With the ink waiting to dry on the Hewlett-Packard merger with Compaq
, HP today announced markedly improved first quarter results, much to the surprise of industry analysts and all those in favor and opposition of the company’s historic and highly contentious alliance with Compaq.
Contrary to original estimates, HP today announced that it expects to exceed revenue expectations for its first fiscal quarter of 2002, an indication that the company may in fact be ready to take on the task at hand with Compaq and convert itself into a full service supplier of hardware and software.

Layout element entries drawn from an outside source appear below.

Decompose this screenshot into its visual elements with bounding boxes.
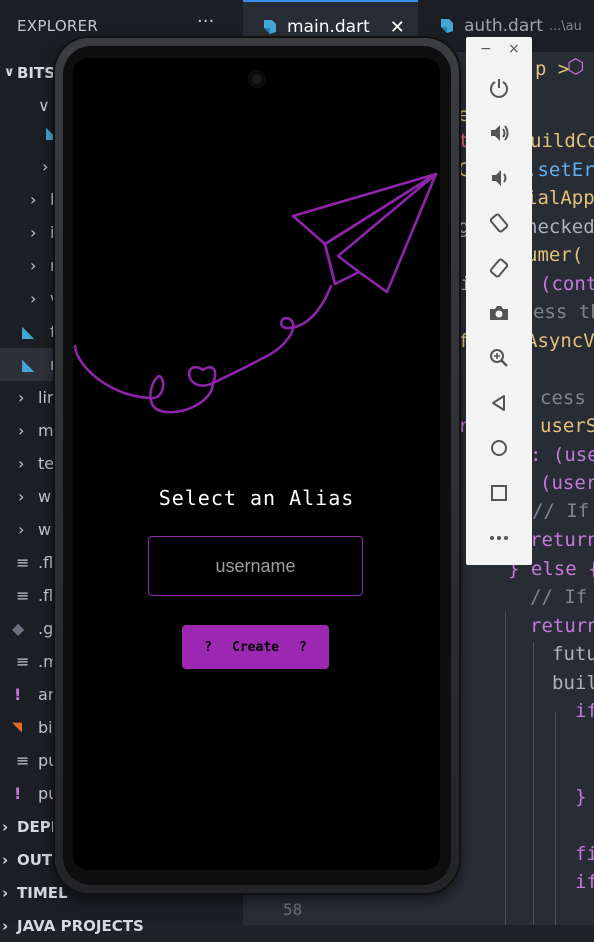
close-icon[interactable]: × bbox=[508, 41, 520, 57]
chevron-right-icon: › bbox=[30, 190, 37, 209]
unknown-glyph-icon: ? bbox=[204, 639, 213, 655]
username-input[interactable] bbox=[148, 536, 363, 596]
paper-plane-illustration bbox=[73, 172, 438, 414]
chevron-right-icon: › bbox=[30, 289, 37, 308]
lines-file-icon: ≡ bbox=[16, 652, 30, 671]
tab-path: ...\au bbox=[548, 18, 582, 34]
yaml-file-icon: ! bbox=[14, 685, 22, 704]
rotate-right-icon[interactable] bbox=[484, 253, 514, 283]
chevron-right-icon: › bbox=[2, 850, 9, 869]
explorer-title: EXPLORER bbox=[17, 17, 99, 35]
chevron-right-icon: › bbox=[30, 223, 37, 242]
lines-file-icon: ≡ bbox=[16, 586, 30, 605]
unknown-glyph-icon: ? bbox=[298, 639, 307, 655]
phone-screen[interactable]: Select an Alias ? Create ? bbox=[73, 58, 440, 870]
minimize-icon[interactable]: − bbox=[480, 41, 492, 57]
section-java-projects[interactable]: › JAVA PROJECTS bbox=[0, 909, 243, 942]
git-file-icon: ◆ bbox=[12, 619, 25, 638]
close-icon[interactable]: ✕ bbox=[390, 17, 405, 38]
chevron-right-icon: › bbox=[2, 817, 9, 836]
chevron-down-icon: ∨ bbox=[38, 96, 50, 115]
cube-icon: ⬡ bbox=[567, 54, 585, 78]
create-button-label: Create bbox=[232, 639, 279, 655]
chevron-right-icon: › bbox=[2, 916, 9, 935]
dart-file-icon: ◣ bbox=[22, 355, 35, 374]
lines-file-icon: ≡ bbox=[16, 751, 30, 770]
volume-down-icon[interactable] bbox=[484, 163, 514, 193]
chevron-right-icon: › bbox=[18, 454, 25, 473]
chevron-right-icon: › bbox=[18, 388, 25, 407]
emulator-toolbar: − × bbox=[466, 37, 532, 565]
camera-icon[interactable] bbox=[484, 298, 514, 328]
explorer-more-actions-icon[interactable]: ··· bbox=[197, 11, 214, 32]
indent-guide bbox=[505, 612, 506, 925]
chevron-right-icon: › bbox=[30, 256, 37, 275]
line-number: 58 bbox=[283, 900, 303, 919]
lines-file-icon: ≡ bbox=[16, 553, 30, 572]
chevron-down-icon: ∨ bbox=[4, 65, 15, 80]
tab-label: auth.dart bbox=[464, 16, 543, 36]
overview-icon[interactable] bbox=[484, 478, 514, 508]
chevron-right-icon: › bbox=[2, 883, 9, 902]
indent-guide bbox=[533, 642, 534, 925]
volume-up-icon[interactable] bbox=[484, 118, 514, 148]
dart-file-icon bbox=[264, 20, 276, 34]
dart-file-icon: ◣ bbox=[22, 322, 35, 341]
tab-label: main.dart bbox=[287, 17, 370, 37]
chevron-right-icon: › bbox=[42, 157, 49, 176]
indent-guide bbox=[555, 712, 556, 925]
back-icon[interactable] bbox=[484, 388, 514, 418]
more-icon[interactable] bbox=[484, 523, 514, 553]
zoom-icon[interactable] bbox=[484, 343, 514, 373]
chevron-right-icon: › bbox=[18, 520, 25, 539]
home-icon[interactable] bbox=[484, 433, 514, 463]
dart-file-icon bbox=[441, 19, 453, 33]
yaml-file-icon: ! bbox=[14, 784, 22, 803]
create-button[interactable]: ? Create ? bbox=[182, 625, 329, 669]
chevron-right-icon: › bbox=[18, 487, 25, 506]
chevron-right-icon: › bbox=[18, 421, 25, 440]
page-title: Select an Alias bbox=[158, 486, 355, 510]
rotate-left-icon[interactable] bbox=[484, 208, 514, 238]
power-icon[interactable] bbox=[484, 73, 514, 103]
rss-file-icon: ◥ bbox=[12, 720, 22, 735]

In November, 2001, company earnings were expected to be down from its fourth quarter revenue of $10.9 billion due to the uncertain economic climate. But with the industry showing signs of an earlier-than-expected increase in consumer spending on personal computers and printing equipment, HP now expects to see a notable improvement in quarterly revenue and will report earnings per share above current estimates of 16 cents. HP reported revenue of $45.2 billion in 2001.
The company attributes its first quarter upturn to a concerted effort to curb cost structures and expenses.
HP Chairman and Chief Executive Officer Carly Fiorina issued a public statement saying that that despite the wavering economy, consumer spending is beginning to show signs of life and is immediately reflecting in HP’s gross margins.
“As a result,” said Fiorina, “We are seeing better than expected revenues in our PC and imaging and printing businesses. We are not relenting on the expense side and continue to take decisive actions to improve our cost structure. The results demonstrate that we are focused on our customers and executing well. We remain convinced that we are up to the task of successfully integrating Compaq and creating a powerful new HP,” concluded Fiorina.
The company’s first quarter results will be reported on Feb. 13.